Bayes' theorem tells us how to update beliefs in light of new evidence. It relates the conditional probabilities \mathbb{P}(A | E) and \mathbb{P}(E | A):

\begin{align*}\mathbb{P}(A | E) = \frac{\mathbb{P}(E | A)\mathbb{P}(A)}{\mathbb{P}(E)} = \frac{\mathbb{P}(E | A)\mathbb{P}(A)}{\mathbb{P}(E | A)\mathbb{P}(A) + \mathbb{P}(E | A^{\mathrm{c}})\mathbb{P}(A^{\mathrm{c}})}.\end{align*}

The last step follows from writing out \mathbb{P}(E) as \mathbb{P}(E \cap A) + \mathbb{P}(E \cap A^\mathsf{c}).

Bayes' theorem has many applications to everyday life, some intuitive and others counterintuitive.

Example
Suppose you're 90% sure that your package was delivered today and 75% sure that if it was delivered it would be on your door step rather than tucked away in your mailbox. When you arrive at home and do not see your package right away, what is the conditional probability—given the observed information—that you'll find it in your mailbox?

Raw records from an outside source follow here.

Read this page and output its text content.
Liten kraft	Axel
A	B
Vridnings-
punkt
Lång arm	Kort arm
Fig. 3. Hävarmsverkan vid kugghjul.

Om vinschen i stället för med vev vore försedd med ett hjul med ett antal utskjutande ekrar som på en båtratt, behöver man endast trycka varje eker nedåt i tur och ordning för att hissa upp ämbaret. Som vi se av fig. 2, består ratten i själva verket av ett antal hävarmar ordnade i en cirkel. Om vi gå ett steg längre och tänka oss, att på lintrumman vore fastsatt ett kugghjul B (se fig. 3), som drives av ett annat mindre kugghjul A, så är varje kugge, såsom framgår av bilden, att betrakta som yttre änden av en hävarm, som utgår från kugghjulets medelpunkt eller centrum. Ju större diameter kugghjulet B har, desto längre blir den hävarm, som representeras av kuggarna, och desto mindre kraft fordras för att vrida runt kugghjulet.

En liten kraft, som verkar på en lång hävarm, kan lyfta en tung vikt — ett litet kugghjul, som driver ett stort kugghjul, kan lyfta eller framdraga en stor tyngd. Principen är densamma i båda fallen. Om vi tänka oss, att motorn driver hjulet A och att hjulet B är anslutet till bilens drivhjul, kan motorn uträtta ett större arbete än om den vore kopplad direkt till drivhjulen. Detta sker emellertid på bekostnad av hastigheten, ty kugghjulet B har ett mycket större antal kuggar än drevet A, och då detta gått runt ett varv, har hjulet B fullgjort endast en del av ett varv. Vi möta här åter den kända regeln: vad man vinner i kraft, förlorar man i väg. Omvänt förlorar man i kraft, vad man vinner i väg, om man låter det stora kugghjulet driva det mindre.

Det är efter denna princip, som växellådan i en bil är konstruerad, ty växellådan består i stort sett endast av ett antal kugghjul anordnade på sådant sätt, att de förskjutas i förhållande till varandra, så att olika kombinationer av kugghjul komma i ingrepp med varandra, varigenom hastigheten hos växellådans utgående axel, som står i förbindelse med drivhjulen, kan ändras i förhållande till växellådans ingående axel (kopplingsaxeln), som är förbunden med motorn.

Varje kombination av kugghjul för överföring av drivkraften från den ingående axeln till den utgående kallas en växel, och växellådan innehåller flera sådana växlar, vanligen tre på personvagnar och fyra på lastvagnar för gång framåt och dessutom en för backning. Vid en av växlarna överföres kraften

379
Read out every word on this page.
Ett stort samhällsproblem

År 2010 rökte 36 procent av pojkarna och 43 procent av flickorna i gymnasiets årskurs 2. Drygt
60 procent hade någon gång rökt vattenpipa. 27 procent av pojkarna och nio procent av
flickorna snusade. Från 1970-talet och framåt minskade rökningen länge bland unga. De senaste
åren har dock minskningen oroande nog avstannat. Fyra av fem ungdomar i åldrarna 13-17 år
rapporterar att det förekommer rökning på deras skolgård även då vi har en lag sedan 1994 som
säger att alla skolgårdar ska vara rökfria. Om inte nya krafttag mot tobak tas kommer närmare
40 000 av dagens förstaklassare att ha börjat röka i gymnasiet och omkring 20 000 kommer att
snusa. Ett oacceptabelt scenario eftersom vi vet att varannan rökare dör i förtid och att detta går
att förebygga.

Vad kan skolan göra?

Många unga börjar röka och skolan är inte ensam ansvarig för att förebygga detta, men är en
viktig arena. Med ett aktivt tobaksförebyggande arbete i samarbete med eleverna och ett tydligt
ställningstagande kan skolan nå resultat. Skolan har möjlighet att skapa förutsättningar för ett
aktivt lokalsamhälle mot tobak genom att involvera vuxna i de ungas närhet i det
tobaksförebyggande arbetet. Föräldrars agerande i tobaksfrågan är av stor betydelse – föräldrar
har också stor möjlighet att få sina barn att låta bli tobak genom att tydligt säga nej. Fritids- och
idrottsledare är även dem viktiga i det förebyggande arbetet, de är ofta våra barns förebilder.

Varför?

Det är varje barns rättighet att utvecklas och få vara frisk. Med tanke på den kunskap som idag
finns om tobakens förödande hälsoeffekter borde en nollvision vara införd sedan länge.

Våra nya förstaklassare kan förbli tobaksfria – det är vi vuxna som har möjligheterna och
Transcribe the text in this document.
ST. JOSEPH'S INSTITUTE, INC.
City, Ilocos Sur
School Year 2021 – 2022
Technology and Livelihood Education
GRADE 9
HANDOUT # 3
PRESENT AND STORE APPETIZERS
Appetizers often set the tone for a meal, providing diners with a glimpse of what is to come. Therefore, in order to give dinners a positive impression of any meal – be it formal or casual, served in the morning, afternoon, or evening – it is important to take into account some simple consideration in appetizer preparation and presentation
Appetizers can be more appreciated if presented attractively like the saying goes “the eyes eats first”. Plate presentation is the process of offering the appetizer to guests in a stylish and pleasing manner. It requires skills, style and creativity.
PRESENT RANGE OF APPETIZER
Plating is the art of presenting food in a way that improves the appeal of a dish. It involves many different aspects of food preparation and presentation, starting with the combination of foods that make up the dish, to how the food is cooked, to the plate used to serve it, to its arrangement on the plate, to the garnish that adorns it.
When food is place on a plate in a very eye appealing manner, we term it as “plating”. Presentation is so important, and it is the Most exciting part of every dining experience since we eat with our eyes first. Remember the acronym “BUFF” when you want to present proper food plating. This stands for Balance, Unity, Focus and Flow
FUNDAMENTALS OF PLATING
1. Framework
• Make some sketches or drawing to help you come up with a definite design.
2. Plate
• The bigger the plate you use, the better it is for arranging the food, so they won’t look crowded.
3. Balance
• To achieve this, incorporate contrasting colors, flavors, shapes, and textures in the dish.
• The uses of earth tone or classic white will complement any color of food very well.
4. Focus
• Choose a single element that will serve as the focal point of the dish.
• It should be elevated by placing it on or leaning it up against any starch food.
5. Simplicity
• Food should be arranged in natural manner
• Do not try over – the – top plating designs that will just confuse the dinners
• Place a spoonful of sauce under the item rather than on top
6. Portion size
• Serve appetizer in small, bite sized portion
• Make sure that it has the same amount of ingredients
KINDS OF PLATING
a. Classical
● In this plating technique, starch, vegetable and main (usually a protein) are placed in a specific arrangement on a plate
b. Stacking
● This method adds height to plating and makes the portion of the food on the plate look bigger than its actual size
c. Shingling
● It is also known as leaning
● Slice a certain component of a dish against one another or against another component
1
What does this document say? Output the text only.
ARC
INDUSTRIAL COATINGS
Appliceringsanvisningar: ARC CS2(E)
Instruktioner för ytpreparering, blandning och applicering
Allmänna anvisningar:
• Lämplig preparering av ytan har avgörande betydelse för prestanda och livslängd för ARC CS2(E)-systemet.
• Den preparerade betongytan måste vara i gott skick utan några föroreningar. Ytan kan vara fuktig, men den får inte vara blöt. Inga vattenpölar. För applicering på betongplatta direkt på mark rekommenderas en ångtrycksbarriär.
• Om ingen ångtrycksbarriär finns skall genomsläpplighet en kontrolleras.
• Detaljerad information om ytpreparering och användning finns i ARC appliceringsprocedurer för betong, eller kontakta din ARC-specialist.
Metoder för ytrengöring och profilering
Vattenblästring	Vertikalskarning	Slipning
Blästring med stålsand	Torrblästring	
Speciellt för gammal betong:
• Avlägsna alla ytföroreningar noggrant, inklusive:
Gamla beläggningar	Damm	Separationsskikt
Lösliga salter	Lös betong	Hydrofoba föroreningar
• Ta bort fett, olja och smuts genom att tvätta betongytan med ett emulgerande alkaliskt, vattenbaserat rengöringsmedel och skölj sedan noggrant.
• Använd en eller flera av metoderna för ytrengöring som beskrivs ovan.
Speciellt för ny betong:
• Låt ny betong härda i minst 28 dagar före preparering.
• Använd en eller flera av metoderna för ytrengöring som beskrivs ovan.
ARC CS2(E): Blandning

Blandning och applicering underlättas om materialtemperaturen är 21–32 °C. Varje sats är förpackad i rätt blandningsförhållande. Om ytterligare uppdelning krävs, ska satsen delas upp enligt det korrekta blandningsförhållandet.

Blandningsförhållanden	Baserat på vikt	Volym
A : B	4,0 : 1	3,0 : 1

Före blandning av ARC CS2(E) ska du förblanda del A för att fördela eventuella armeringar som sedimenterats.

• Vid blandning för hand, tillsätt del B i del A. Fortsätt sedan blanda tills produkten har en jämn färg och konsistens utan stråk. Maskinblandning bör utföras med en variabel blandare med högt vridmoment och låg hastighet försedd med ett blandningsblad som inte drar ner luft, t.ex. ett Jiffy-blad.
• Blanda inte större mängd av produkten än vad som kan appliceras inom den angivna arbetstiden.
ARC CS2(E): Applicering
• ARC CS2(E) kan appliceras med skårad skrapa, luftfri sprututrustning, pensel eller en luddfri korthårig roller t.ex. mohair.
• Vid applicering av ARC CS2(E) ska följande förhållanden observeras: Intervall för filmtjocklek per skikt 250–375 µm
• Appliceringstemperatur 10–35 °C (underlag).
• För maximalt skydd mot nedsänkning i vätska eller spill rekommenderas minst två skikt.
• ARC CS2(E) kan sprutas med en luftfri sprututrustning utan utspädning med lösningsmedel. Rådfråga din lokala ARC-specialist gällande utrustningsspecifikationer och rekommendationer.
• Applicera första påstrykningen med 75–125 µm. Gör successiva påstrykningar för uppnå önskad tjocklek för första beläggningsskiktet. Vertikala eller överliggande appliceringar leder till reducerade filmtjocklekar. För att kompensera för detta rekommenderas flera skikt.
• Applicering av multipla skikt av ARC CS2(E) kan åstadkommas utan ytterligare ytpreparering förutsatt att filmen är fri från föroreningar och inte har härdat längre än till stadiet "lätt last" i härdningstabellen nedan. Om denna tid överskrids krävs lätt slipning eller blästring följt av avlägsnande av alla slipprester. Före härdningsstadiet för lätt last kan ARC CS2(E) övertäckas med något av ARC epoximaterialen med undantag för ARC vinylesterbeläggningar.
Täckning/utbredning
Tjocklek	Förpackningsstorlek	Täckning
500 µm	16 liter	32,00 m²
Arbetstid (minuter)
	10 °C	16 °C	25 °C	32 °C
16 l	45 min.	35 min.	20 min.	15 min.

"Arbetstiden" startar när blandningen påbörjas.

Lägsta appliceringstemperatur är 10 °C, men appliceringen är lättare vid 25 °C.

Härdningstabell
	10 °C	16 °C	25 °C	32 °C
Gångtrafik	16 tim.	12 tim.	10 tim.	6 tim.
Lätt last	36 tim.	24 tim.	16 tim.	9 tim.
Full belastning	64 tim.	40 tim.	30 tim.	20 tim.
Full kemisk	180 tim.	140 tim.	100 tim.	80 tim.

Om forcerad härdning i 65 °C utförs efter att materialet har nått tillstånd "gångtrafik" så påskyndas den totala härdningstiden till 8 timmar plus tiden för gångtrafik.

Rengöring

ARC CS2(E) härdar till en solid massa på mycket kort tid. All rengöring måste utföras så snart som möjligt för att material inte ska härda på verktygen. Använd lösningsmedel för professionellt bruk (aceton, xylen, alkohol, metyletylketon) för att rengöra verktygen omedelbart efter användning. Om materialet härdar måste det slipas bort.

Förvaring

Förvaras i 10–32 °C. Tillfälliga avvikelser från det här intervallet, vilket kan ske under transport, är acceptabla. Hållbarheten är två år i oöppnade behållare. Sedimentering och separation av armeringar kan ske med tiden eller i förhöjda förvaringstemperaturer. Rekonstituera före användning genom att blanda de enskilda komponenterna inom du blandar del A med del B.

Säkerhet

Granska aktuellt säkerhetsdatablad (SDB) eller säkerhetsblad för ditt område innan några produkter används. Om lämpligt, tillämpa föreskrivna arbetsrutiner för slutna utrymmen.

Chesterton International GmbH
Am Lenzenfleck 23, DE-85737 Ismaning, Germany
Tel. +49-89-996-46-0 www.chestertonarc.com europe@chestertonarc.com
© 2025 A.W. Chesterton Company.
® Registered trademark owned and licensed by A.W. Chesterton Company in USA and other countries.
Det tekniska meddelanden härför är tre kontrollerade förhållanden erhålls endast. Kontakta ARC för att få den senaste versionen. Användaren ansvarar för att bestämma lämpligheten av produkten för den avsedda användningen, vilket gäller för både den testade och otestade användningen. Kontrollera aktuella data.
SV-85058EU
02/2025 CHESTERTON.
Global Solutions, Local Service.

Solution. The desired conditional probability is \mathbb{P}(\text{delivered} | \text{invisible}), which by Bayes' theorem is

\begin{align*}\frac{\mathbb{P}(\text{invisible} | \text{delivered}) \mathbb{P}(\text{delivered})}{\mathbb{P}(\text{invisible} | \text{delivered}) \mathbb{P}(\text{delivered})+\mathbb{P}(\text{invisible} | \text{undelivered}) \mathbb{P}(\text{undelivered})}\end{align*}

\begin{align*}= \frac{(0.75)(0.9)}{(0.75)(0.9)+(1)(0.1)} \approx 0.871.\end{align*}

Exercise
Suppose a disease has 0.1% prevalence in the population and has a test with 90% reliability. A random selected person is tested for the disease and tests positive. What is the conditional probability that the person has the disease, given the positive test result?

Solution. Let D be the event that a person has the disease and P be the event that a person tests positive to the test. We would like to find \mathbb{P}(D | P) given that P(D) = 0.001, \mathbb{P}(P | D) = 0.9 and \mathbb{P}(P | D^c) = 0.1. By Bayes' Theorem,

\begin{align*}\mathbb{P}(D |P) &= \frac{\mathbb{P}(P | D) \cdot \mathbb{P}(D)}{\mathbb{P}(P |D) \cdot \mathbb{P}(D) + \mathbb{P}(P | D^c) \cdot \mathbb{P}(D^c)} \\ &= \frac{0.9 \times 0.001}{0.9 \times 0.001 + 0.1 \times 0.999} \\ &\approx 0.0089.\end{align*}

(Note: The fact that \mathbb{P}(P |D^c) = 0.1 = 1 - \mathbb{P}(P |D) follows from the fact that the test is 10% unreliable. In general, it is not the case that \mathbb{P}(A | B) = 1 - \mathbb{P}(A | B^\mathsf{c}) for any two events A and B.)